DEXTROSE 5%, SODIUM CHLORIDE 0.2% AND POTASSIUM CHLORIDE 20MEQ (K) is a Electrolyte that works by Dextrose is a monosaccharide that provides metabolic energy via glycolysis and the Krebs cycle, replenishing extracellular fluid glucose. Sodium and chloride are major extracellular electrolytes that maintain osmotic pressure and fluid balance; chloride serves as a counterion for acid-base regulation. Potassium is the primary intracellular cation essential for membrane potential, nerve impulse transmission, and muscle contraction. The solution provides water, electrolytes, and calories to correct fluid, electrolyte, and caloric deficits.. ACYCLOVIR IN SODIUM CHLORIDE 0.9% PRESERVATIVE FREE is a Electrolyte that works by Acyclovir is a synthetic purine nucleoside analog with inhibitory activity against herpes simplex virus types 1 (HSV-1) and 2 (HSV-2), and varicella-zoster virus (VZV). After intracellular conversion to acyclovir triphosphate, it inhibits viral DNA polymerase, leading to chain termination and viral DNA replication inhibition.. They differ in pharmacokinetic profiles, FDA-approved indications, and side effect profiles.
Potency comparisons between DEXTROSE 5%, SODIUM CHLORIDE 0.2% AND POTASSIUM CHLORIDE 20MEQ (K) and ACYCLOVIR IN SODIUM CHLORIDE 0.9% PRESERVATIVE FREE depend on the specific clinical indication. These are both Electrolyte agents and are not directly interchangeable by dose. A physician or clinical pharmacist should guide any therapeutic switching decisions.
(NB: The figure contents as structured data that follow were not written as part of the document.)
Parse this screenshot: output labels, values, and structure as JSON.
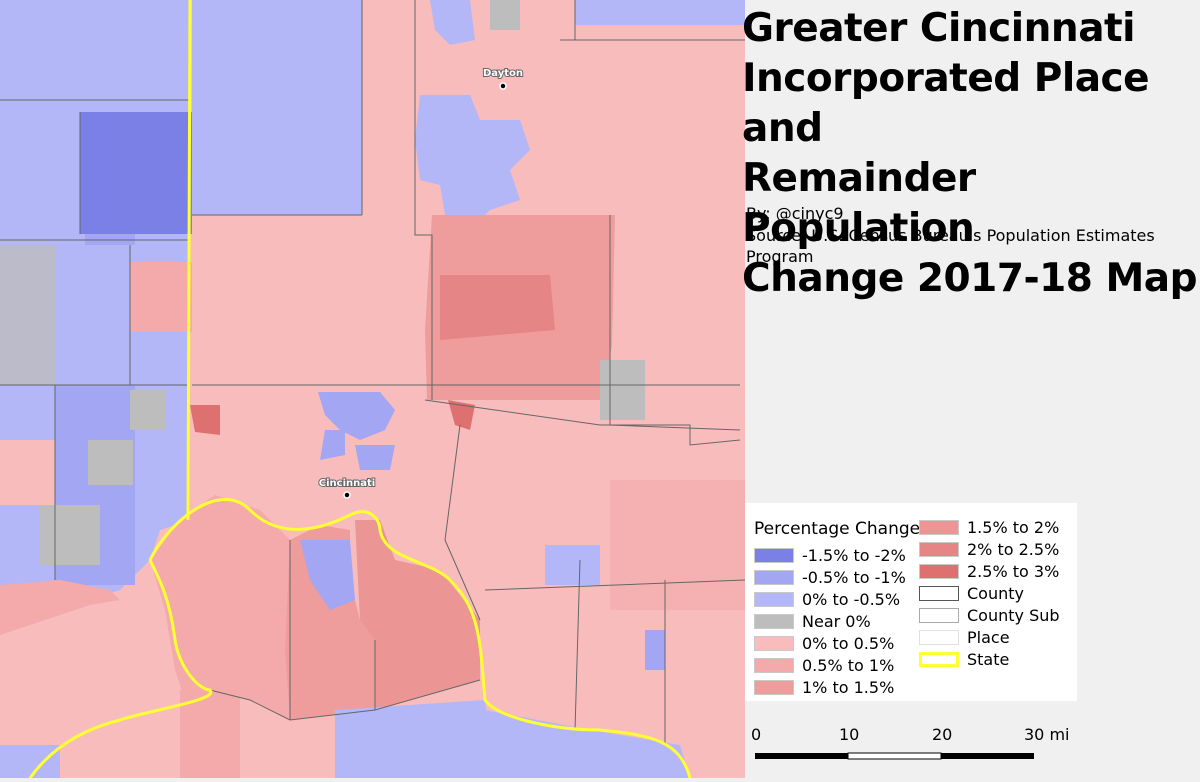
{
  "title": "Greater Cincinnati Incorporated Place and Remainder Population Change 2017-18 Map",
  "title_lines": [
    "Greater Cincinnati",
    "Incorporated Place and",
    "Remainder Population",
    "Change 2017-18 Map"
  ],
  "credits": {
    "by": "By: @cinyc9",
    "source_line1": "Source: U.S. Census Bureau's Population Estimates",
    "source_line2": "Program"
  },
  "cities": [
    {
      "name": "Dayton"
    },
    {
      "name": "Cincinnati"
    }
  ],
  "legend": {
    "heading": "Percentage Change",
    "items": [
      {
        "label": "-1.5% to -2%",
        "color": "#7b80e6"
      },
      {
        "label": "-0.5% to -1%",
        "color": "#a3a6f2"
      },
      {
        "label": "0% to -0.5%",
        "color": "#b3b6f7"
      },
      {
        "label": "Near 0%",
        "color": "#bdbdbd"
      },
      {
        "label": "0% to 0.5%",
        "color": "#f8bcbc"
      },
      {
        "label": "0.5% to 1%",
        "color": "#f4aaaa"
      },
      {
        "label": "1% to 1.5%",
        "color": "#ef9c9c"
      },
      {
        "label": "1.5% to 2%",
        "color": "#eb9595"
      },
      {
        "label": "2% to 2.5%",
        "color": "#e58585"
      },
      {
        "label": "2.5% to 3%",
        "color": "#df7070"
      },
      {
        "label": "County",
        "color": "#ffffff"
      },
      {
        "label": "County Sub",
        "color": "#ffffff"
      },
      {
        "label": "Place",
        "color": "#ffffff"
      },
      {
        "label": "State",
        "color": "#ffff00"
      }
    ]
  },
  "scale": {
    "labels": [
      "0",
      "10",
      "20",
      "30 mi"
    ]
  }
}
The standard adult dose of DEXTROSE 5%, SODIUM CHLORIDE 0.2% AND POTASSIUM CHLORIDE 20MEQ (K) is: Intravenous infusion; dose depends on fluid, electrolyte, and caloric needs. Typical adult dose: 1000-2000 m L/day, administered at 100-200 m L/hour. Potassium replacement: 20 m Eq/L of solution, infused at a rate not exceeding 10 m Eq/hour, with a maximum daily dose of 200 m Eq.. The standard adult dose of ACYCLOVIR IN SODIUM CHLORIDE 0.9% PRESERVATIVE FREE is: 5 mg/kg IV every 8 hours (or 10 mg/kg IV every 8 hours for varicella-zoster or herpes simplex encephalitis) infused over 1 hour.. Dosing should always be individualized based on indication, renal and hepatic function, age, and other patient factors.
No direct drug-drug interaction has been formally documented between DEXTROSE 5%, SODIUM CHLORIDE 0.2% AND POTASSIUM CHLORIDE 20MEQ (K) and ACYCLOVIR IN SODIUM CHLORIDE 0.9% PRESERVATIVE FREE in current clinical databases. However, individual patient risk factors including other medications, organ function, and comorbidities should always be evaluated by a qualified healthcare provider.
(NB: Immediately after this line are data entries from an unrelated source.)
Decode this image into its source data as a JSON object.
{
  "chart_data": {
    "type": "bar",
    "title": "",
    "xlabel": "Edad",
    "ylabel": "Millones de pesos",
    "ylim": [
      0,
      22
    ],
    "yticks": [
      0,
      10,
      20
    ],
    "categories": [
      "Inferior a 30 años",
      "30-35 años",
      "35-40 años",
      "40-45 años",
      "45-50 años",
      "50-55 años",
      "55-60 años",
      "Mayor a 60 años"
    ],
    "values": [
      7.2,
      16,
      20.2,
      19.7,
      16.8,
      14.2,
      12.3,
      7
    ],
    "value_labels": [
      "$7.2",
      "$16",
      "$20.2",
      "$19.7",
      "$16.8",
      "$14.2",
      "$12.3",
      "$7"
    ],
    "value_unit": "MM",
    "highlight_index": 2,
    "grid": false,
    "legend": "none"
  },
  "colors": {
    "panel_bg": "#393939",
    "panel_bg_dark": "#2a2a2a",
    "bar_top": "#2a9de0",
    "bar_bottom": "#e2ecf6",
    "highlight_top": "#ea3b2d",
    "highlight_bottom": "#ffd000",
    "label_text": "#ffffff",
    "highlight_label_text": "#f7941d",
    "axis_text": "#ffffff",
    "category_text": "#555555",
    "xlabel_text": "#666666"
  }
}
The maternal-fetal safety profiles differ. DEXTROSE 5%, SODIUM CHLORIDE 0.2% AND POTASSIUM CHLORIDE 20MEQ (K) is classified as Category A/B. FDA Pregnancy Category C. Dextrose and electrolytes are generally considered low risk when used at physiological doses. Potassium chloride is essential for fetal development; hyper. ACYCLOVIR IN SODIUM CHLORIDE 0.9% PRESERVATIVE FREE is classified as Category A/B. FDA Pregnancy Category B. No evidence of teratogenicity in animal studies. Limited human data: no increased risk of major birth defects or miscarriage. Risk cannot be ruled out; us. Always consult a maternal-fetal medicine specialist before taking either drug during pregnancy or lactation.